🤖 AI Summary
Standard speculative decoding suffers from limited inference acceleration due to the strict serial dependency between draft generation and verification. This work proposes MineDraft, a novel batch-parallel speculative decoding framework that introduces a dual-batch pipelined scheduling mechanism, overlapping draft generation for one batch of requests with the verification phase of another. Furthermore, MineDraft incorporates a cooperative verification protocol between the draft and target models to ensure output correctness while significantly improving hardware utilization. Integrated into the vLLM system, the proposed approach reduces end-to-end latency by up to 39% and achieves a throughput improvement of up to 75% compared to standard speculative decoding.
📝 Abstract
Speculative decoding (SD) accelerates large language model inference by using a smaller draft model to propose draft tokens that are subsequently verified by a larger target model. However, the performance of standard SD is often limited by the strictly sequential execution of these drafting and verification stages. To address this, this paper proposes MineDraft, a batch parallel speculative decoding (PSD) framework designed to effectively hide drafting latency by overlapping it with verification.

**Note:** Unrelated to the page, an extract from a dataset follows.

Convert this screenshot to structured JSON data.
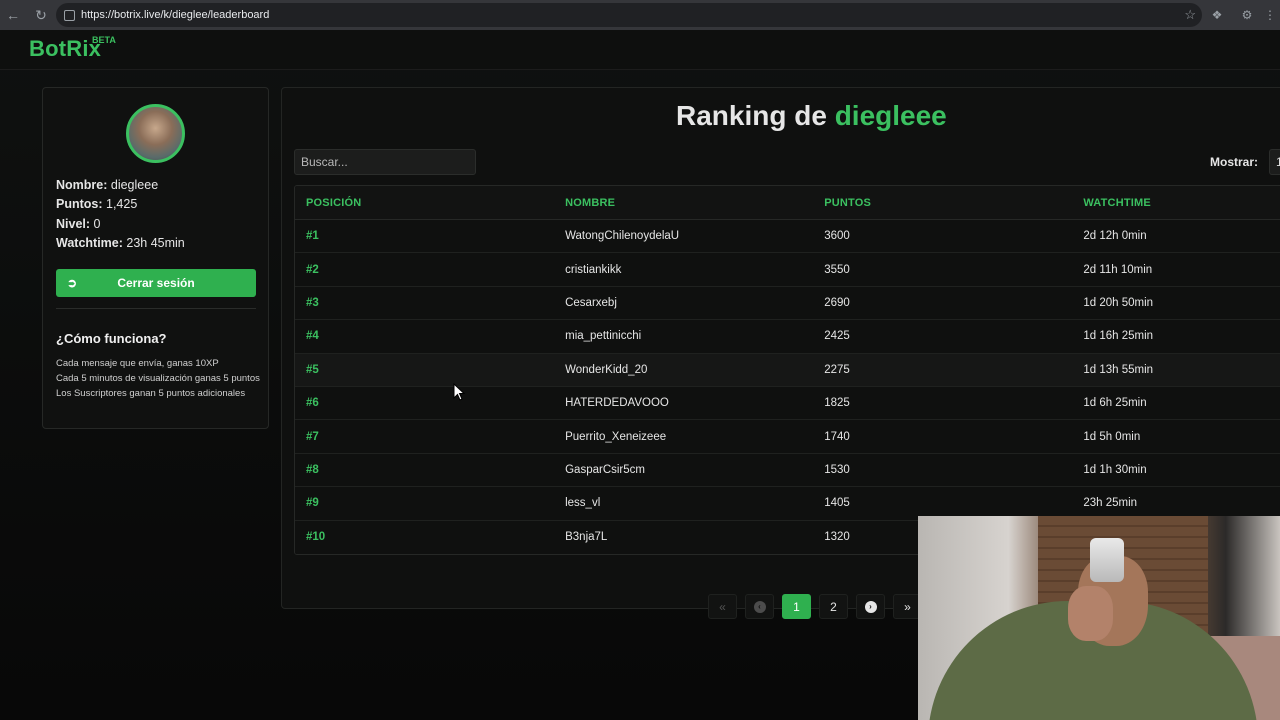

Our theoretical analysis shows that PSD is substantially more efficient than standard SD. MineDraft realizes the PSD through a novel batch-parallel design that maintains two batches of requests, overlapping drafting for one batch with verification for the other. Our experimental results show significant improvements of MineDraft in both throughput (up to 75%) and end-to-end latency (up to 39%) over standard SD. Furthermore, we have implemented MineDraft as a plugin for vLLM, demonstrating its practicality for production-ready inference systems.